Venezuela. Cresce la tensione tra Usa e Russia
LA PREOCCUPAZIONE DEI VESCOVI
Esplode lo scontro tra Stati Uniti e Russia mentre continua a salire la tensione nelle strade in Venezuela. La crisi nel Paese latinoamericano ha innescato un vero e proprio braccio di ferro tra Washington e Mosca, con accuse reciproche e minacce.
La capitale Caracas è stata teatro ieri di due imponenti mobilitazioni, a favore e contro il governo chavista, in cui il leader dell'opposizione autoproclamatosi presidente Juan Guaidó, al grido di "sì si può!", ha chiesto ai suoi militanti di accompagnarlo per ottenere la fine della «usurpazione» del potere da parte del presidente Nicolás Maduro, mentre quest'ultimo ha celebrato «la sconfitta della destra golpista» che «voleva portare il Paese alla guerra civile».
Guaidó: scioperi e manifestazioni fino alla caduta di Maduro
La giornata di protesta dei sostenitori di Guaidó, pur svolta nella Giornata internazionale dei lavoratori, era parte della Operazione Libertà che «terminerà quando l'attuale capo dello Stato "illegittimo" avrà abbandonato il Palazzo di Miraflores». In vari punti di Caracas, e anche in alcune località venezuelane, vi sono stati incidenti fra gruppi di opposizione e Guardia nazionale bolivariana (Gnb) che secondo le Ong di difesa dei diritti umani hanno causato decine di feriti. Una donna e un ragazzo sono rimasti uccisi
Arringando i suoi sostenitori nel quartiere El Marqés nella capitale, Guaidò ha annunciato che a partire da oggi inizierà un programma di scioperi scaglionati nell'amministrazione pubblica, fino a far sì che tutti i settori si uniscano in uno sciopero generale: «Resteremo nelle strade fino ad ottenere la fine dell'usurpazione, un governo di transizione e libere elezioni».
Maduro sul golpe sventato: un gruppo di «codardi e criminali» Da parte sua Maduro, rivolgendosi alla "Marea rossa" chavista presentata dai suoi collaboratori come «vari chilometri di militanti», ha sostenuto che si è trattato di «una delle marce più grandi della storia», «una mobilitazione monumentale». Alludendo infine alla rivolta militare di martedì guidata dal leader di Voluntad Popular, Leopoldo López, e da Guaidó, Maduro ha parlato di «un gruppo di persone, di codardi e criminali, che rispondevano alla destra golpista», i quali «devono capire una volta per tutte che entrare nel Palazzo presidenziale di Miraflores è possibile solo col voto popolare e mai con l'uso di armi della Repubblica contro la Repubblica».

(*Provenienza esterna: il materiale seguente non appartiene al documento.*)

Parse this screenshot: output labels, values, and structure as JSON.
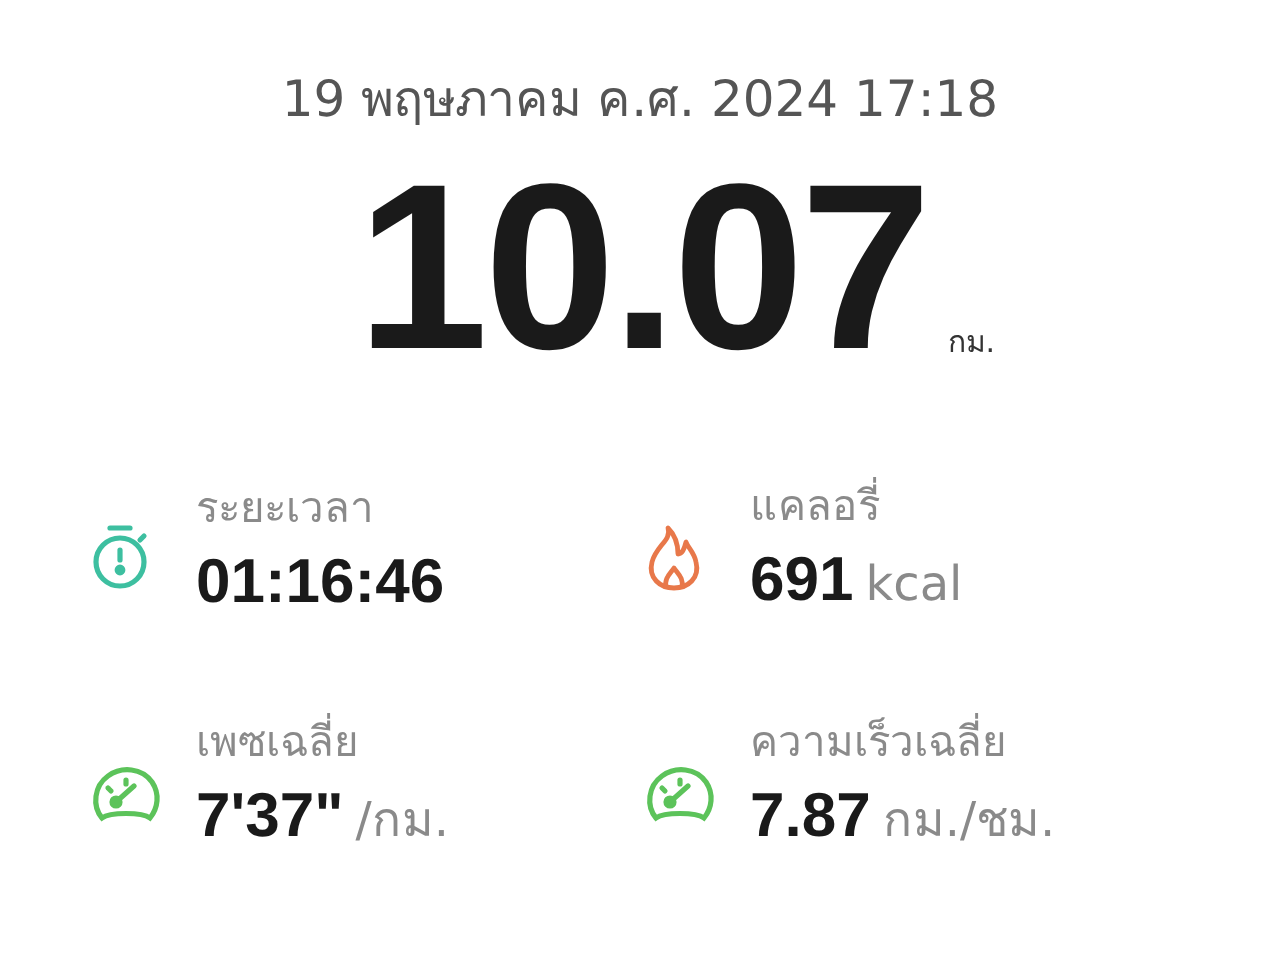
{
  "date": "19 พฤษภาคม ค.ศ. 2024 17:18",
  "distance": {
    "value": "10.07",
    "unit": "กม."
  },
  "stats": [
    {
      "kind": "stopwatch",
      "color": "#3dbfa0",
      "label": "ระยะเวลา",
      "value": "01:16:46"
    },
    {
      "kind": "flame",
      "color": "#e8784a",
      "label": "แคลอรี่",
      "value": "691",
      "unit": "kcal"
    },
    {
      "kind": "gauge",
      "color": "#5cc35a",
      "label": "เพซเฉลี่ย",
      "value": "7'37\"",
      "unit": "/กม."
    },
    {
      "kind": "gauge",
      "color": "#5cc35a",
      "label": "ความเร็วเฉลี่ย",
      "value": "7.87",
      "unit": "กม./ชม."
    }
  ]
}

Scambio di accuse tra Usa e Russia In una burrascosa telefonata ieri, all'indomani del «golpe fallito», come l'ha liquidato Maduro, il ministro degli Esteri russo Serghei Lavrov ha rinfacciato al collega americano Mike Pompeo di non aver escluso un'azione militare Usa nel Paese. «È possibile», aveva detto Pompeo. «Se necessario, è quello che faranno gli Stati Uniti» per restaurare la democrazia, «anche se preferiremmo una transizione pacifica del potere». Immediata la reazione di Mosca, che ha ammonito Washington a non immischiarsi negli affari interni del Venezuela, minacciando altrimenti «gravi conseguenze». «È una violazione flagrante del diritto internazionale che non ha nulla a che fare con la democrazia», ha urlato al telefono Lavrov.
Altrettanto dura la replica di Pompeo, che ha accusato la Russia (e Cuba) di voler «destabilizzare» il Venezuela, mettendo così a rischio le relazioni bilaterali tra Washington e Mosca. Il capo del Dipartimento di Stato ha quindi insistito perché la Russia cessi immediatamente le attività di sostegno a Maduro.
A mettere in guardia Cuba è stato lo stesso presidente Donald Trump che ha twittato: «Se le truppe e le milizie cubane non cesseranno immediatamente le operazioni militari e di altro genere allo scopo di causare la morte e la distruzione della Costituzione venezuelana, imporremo un embargo totale sull'isola insieme a più sanzioni».